Preconditioning by 5 min global ischemia and 10 min reperfusion reduced infarct size (IA/AAR) to 19 +/- 4% (controls: 67 +/- 5%). Replacing global ischemia with 5 min perfusion of the rabbit A3-selective agonist, IB-MECA (A3 Ki: 2 nM; A1 Ki: 30 nM) elicited a concentration-dependent reduction in infarct size; 50 nM IB-MECA reduced IA/AAR to 24 +/- 4%. The A1-selective agonist, R-PIA (25 nM) reduced IA/AAR to a similar extent (21 +/- 6%). However, while the cardioprotective effect of R-PIA was significantly inhibited (54 +/- 7% IA/AAR) by the rabbit A1-selective antagonist, BWA1433 (50 nM), the IB-MECA-dependent cardioprotection was unaffected (28 +/- 6% IA/AAR). A non-selective (A1 vs. A3) concentration of BWA1433 (5 microM) significantly attenuated the IB-MECA-dependent cardioprotection (61 +/- 7% IA/AAR).
These data clearly demonstrate that selective A3 receptor activation provides cardioprotection from ischemia-reperfusion injury in the rabbit heart. Furthermore, the degree of A3-dependent cardioprotection is similar to that provided by A1 receptor stimulation or ischemic preconditioning.
本研究旨在确定在心肌缺血-再灌注损伤的Langendorff模型中,腺苷A3受体的选择性激活是否能减小梗死面积。
用缓冲液灌注的兔心脏经历30分钟的局部缺血和120分钟的再灌注。通过四氮唑染色测量梗死面积,并将其标准化为危险区域面积(IA/AAR)。

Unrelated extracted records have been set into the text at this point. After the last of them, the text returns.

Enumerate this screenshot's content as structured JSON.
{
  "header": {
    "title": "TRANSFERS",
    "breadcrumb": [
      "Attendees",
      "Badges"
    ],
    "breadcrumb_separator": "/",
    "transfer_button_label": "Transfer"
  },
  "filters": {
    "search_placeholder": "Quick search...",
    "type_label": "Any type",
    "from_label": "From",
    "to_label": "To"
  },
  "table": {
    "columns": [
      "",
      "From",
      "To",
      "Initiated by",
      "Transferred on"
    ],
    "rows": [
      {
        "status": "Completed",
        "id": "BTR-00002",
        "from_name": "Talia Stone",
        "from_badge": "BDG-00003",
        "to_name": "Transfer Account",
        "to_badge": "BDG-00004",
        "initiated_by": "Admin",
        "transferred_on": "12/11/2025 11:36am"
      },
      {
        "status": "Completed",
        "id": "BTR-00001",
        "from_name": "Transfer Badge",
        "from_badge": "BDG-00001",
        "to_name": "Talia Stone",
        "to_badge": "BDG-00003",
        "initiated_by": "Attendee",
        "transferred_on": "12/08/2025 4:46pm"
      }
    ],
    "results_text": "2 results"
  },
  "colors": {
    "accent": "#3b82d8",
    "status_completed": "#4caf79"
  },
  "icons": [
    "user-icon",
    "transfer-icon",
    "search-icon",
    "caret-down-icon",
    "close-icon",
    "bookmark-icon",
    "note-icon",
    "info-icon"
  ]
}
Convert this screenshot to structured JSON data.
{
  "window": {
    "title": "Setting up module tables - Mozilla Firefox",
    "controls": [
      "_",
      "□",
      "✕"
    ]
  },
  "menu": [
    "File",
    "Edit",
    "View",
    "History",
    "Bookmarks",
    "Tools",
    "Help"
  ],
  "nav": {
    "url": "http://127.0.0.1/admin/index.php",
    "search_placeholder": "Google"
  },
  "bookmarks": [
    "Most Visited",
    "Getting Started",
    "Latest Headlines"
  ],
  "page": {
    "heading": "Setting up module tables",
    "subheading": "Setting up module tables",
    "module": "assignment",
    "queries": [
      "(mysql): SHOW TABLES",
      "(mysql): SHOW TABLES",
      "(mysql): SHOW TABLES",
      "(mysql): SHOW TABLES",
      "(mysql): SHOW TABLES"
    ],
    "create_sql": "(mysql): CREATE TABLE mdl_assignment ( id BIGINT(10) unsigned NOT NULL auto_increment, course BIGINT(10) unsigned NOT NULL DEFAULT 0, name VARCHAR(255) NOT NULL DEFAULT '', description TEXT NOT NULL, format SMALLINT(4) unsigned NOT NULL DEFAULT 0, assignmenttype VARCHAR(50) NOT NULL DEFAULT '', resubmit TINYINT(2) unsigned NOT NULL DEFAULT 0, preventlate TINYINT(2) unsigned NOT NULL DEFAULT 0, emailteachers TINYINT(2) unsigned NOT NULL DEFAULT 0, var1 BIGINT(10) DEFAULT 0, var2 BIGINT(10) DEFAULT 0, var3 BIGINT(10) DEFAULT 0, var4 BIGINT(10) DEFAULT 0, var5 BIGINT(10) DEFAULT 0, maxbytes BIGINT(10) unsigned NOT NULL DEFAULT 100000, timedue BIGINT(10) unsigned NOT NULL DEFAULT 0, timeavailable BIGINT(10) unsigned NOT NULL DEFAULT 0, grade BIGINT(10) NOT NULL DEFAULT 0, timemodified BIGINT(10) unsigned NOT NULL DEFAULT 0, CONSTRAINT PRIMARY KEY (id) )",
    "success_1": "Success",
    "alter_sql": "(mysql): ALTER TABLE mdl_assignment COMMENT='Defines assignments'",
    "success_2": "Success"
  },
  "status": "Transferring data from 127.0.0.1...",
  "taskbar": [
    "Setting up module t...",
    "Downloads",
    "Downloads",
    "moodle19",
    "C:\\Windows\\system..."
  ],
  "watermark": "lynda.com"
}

5分钟全心缺血和10分钟再灌注预处理可将梗死面积(IA/AAR)减小至19±4%(对照组:67±5%)。用兔A3选择性激动剂IB-MECA(A3 Ki:2 nM;A1 Ki:30 nM)灌注5分钟替代全心缺血,可引起梗死面积的浓度依赖性减小;50 nM IB-MECA可将IA/AAR减小至24±4%。A1选择性激动剂R-PIA(25 nM)将IA/AAR减小至相似程度(21±6%)。然而,虽然兔A1选择性拮抗剂BWA1433(50 nM)可显著抑制R-PIA的心脏保护作用(IA/AAR为54±7%),但IB-MECA依赖的心脏保护作用未受影响(IA/AAR为28±6%)。非选择性(A1对A3)浓度的BWA1433(5 μM)可显著减弱IB-MECA依赖的心脏保护作用(IA/AAR为61±7%)。
这些数据清楚地表明,选择性激活A3受体可为兔心脏提供缺血-再灌注损伤的心脏保护作用。此外,A3依赖的心脏保护程度与A1受体刺激或缺血预处理提供的保护程度相似。